90.5 WESA – It’s easy to imagine a production of “King Lear” at the Carrie Blast Furnaces National Historic Landmark: You can just picture the mad, dispossessed king defying his fate in the shadow of the towering, rusting furnaces.
But Risher Reddick, who’s directing the production for Quantum Theatre, says the setting’s resonance goes beyond pure spectacle. Reddick calls the Carrie Furnaces a metaphor for the story of Shakespeare’s celebrated tragic hero.
“In King Lear, we watch a man stripped of all that has defined him,” says Reddick, who is now based in Massachusetts but lived in Pittsburgh on and off for several years. “He’s a king, he’s a father, he’s ruler, he’s a man of authority. And through the play, we watch each piece of that get taken away on his journey towards death. And this place, the Carrie Furnace, is in a way a monument to that same stripping of identity that Pittsburgh underwent as the decline of the steel industry took that part of its identity.”
Reddick says neither Pittsburgh’s story nor Lear’s ends there.
“Pittsburgh has found this way forward, that while it has that history of the steel industry, it is not defined by just being a steel town. And we see that same story in ‘Lear,’” he says. “Lear focuses so much on his authority, his power, all these trappings of his identity. And when they get taken away, we get to see what he loves and find out who he is.”
Quantum’s production is based on a newly edited version of “Lear,” a streamlined text by University of Pittsburgh professor James Kincaid and scholar Julian Markels. Reddick directed a reading of the script a few years ago at Bricolage Production Company. In the audience was Quantum artistic director Karla Boos. Quantum, which builds site-specific theater spaces in unusual locations, did the logistics with Rivers of Steel National Heritage Area, which runs the Carrie Furnaces site as an interpretive center.
Quantum’s production stars Bricolage founders Jeffrey Carpenter and Tami Dixon as, respectively, Lear and the hard-hatted Fool.
Carrie Furnaces is the remnants of the Homestead Steel Works. The site shut down in 1982, and for decades sat vacant and devoid of human activity except for guerilla artists.
In recent years, after receiving formal status as a National Historic Landmark, the Carrie site regularly hosts arts events. Quantum’s “Lear” might prove among the more memorable.
The show takes place outdoors, in two distinct settings at the site. The first three acts will be performed before dusk, amidst the furnaces’ industrial ruin, where a key feature is the Carrie Deer, a two-story sculpture of a deer head made from wire and other materials found on site in the late 1990s by a group of artists known as the Industrial Arts Co-op. It will also feature what Quantum calls “a trio of towering puppet figures” by set designer Tony Ferrieri, evoking Lear’s kingdom at its height before he unwisely divides it among two of his three daughters.

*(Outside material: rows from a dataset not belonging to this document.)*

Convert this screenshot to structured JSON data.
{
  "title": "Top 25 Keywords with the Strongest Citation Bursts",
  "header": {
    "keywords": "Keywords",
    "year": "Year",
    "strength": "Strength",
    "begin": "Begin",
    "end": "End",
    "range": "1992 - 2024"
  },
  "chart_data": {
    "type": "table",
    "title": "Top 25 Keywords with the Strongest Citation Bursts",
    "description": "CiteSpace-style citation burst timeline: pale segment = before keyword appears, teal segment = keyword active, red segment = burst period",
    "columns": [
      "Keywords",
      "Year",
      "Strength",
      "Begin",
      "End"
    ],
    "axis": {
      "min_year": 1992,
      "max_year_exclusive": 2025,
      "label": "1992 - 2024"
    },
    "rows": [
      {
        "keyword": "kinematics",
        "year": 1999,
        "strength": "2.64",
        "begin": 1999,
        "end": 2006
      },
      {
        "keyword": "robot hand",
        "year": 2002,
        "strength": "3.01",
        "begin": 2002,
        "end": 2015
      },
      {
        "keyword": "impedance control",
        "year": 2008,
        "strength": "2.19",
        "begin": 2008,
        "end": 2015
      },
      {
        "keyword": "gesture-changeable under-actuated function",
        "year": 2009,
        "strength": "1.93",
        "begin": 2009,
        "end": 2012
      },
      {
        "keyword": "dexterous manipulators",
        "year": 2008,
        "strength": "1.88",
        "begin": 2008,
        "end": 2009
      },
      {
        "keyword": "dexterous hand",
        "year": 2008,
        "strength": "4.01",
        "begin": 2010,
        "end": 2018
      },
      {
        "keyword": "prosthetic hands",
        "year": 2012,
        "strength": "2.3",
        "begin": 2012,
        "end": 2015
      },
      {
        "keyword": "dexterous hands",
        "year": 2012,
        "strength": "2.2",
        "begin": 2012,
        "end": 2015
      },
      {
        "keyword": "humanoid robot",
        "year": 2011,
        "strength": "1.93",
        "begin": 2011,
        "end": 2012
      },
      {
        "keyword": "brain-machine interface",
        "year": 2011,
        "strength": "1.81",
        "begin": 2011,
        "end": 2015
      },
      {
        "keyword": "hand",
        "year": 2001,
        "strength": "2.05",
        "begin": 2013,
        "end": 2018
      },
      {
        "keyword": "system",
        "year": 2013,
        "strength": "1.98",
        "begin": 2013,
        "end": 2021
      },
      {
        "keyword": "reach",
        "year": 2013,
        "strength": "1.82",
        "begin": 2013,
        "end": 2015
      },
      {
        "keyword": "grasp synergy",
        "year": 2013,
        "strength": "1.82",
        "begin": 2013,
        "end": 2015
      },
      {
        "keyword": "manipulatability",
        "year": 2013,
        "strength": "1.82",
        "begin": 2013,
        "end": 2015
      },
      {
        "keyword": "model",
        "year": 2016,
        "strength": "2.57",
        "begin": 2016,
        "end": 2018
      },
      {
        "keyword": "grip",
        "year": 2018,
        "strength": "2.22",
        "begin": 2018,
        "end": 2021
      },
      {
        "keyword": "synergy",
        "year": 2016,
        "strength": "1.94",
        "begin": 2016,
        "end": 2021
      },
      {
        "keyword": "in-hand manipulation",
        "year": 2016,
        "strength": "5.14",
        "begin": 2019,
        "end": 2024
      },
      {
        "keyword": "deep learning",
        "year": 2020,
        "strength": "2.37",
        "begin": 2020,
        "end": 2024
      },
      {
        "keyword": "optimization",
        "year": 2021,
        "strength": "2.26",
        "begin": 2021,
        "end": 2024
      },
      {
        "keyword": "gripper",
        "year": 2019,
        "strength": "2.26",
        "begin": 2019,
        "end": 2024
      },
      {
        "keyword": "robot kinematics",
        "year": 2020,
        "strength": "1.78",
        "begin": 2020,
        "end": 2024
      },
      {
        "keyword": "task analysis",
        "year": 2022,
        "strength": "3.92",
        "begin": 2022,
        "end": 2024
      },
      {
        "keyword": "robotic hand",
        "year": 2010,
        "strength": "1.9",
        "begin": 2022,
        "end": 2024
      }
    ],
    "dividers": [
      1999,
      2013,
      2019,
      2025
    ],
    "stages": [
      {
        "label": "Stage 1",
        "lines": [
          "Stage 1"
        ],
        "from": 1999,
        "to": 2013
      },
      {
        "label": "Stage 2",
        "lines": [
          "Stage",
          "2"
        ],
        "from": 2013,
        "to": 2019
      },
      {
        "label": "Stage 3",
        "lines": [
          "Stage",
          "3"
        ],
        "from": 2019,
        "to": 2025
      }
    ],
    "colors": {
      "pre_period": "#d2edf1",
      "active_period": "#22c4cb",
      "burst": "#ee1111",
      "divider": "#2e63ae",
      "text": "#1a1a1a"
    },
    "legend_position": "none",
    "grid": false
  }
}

At intermission, around nightfall, the audience of up to 150 will be escorted across the sprawling Carrie site to the Iron Garden, which incorporates both native plants and concrete remnants of the Homestead works. This more intimate setting will frame the production’s final two acts.
Along with Carpenter – who was among the guerilla artists working at Carrie Furnaces back in the day – and Dixon, the cast of top local talent features Dana Hardy Bingham, Ken Bolden, Lissa Brennan, Monteze Freeland, Jessie Wray Goodman, Catherine Gowl, Connor McCanlus, Joe McGranahan, and Michael Angelo Turner.
The show runs about 2 hours and 45 minutes, including intermission, says Reddick.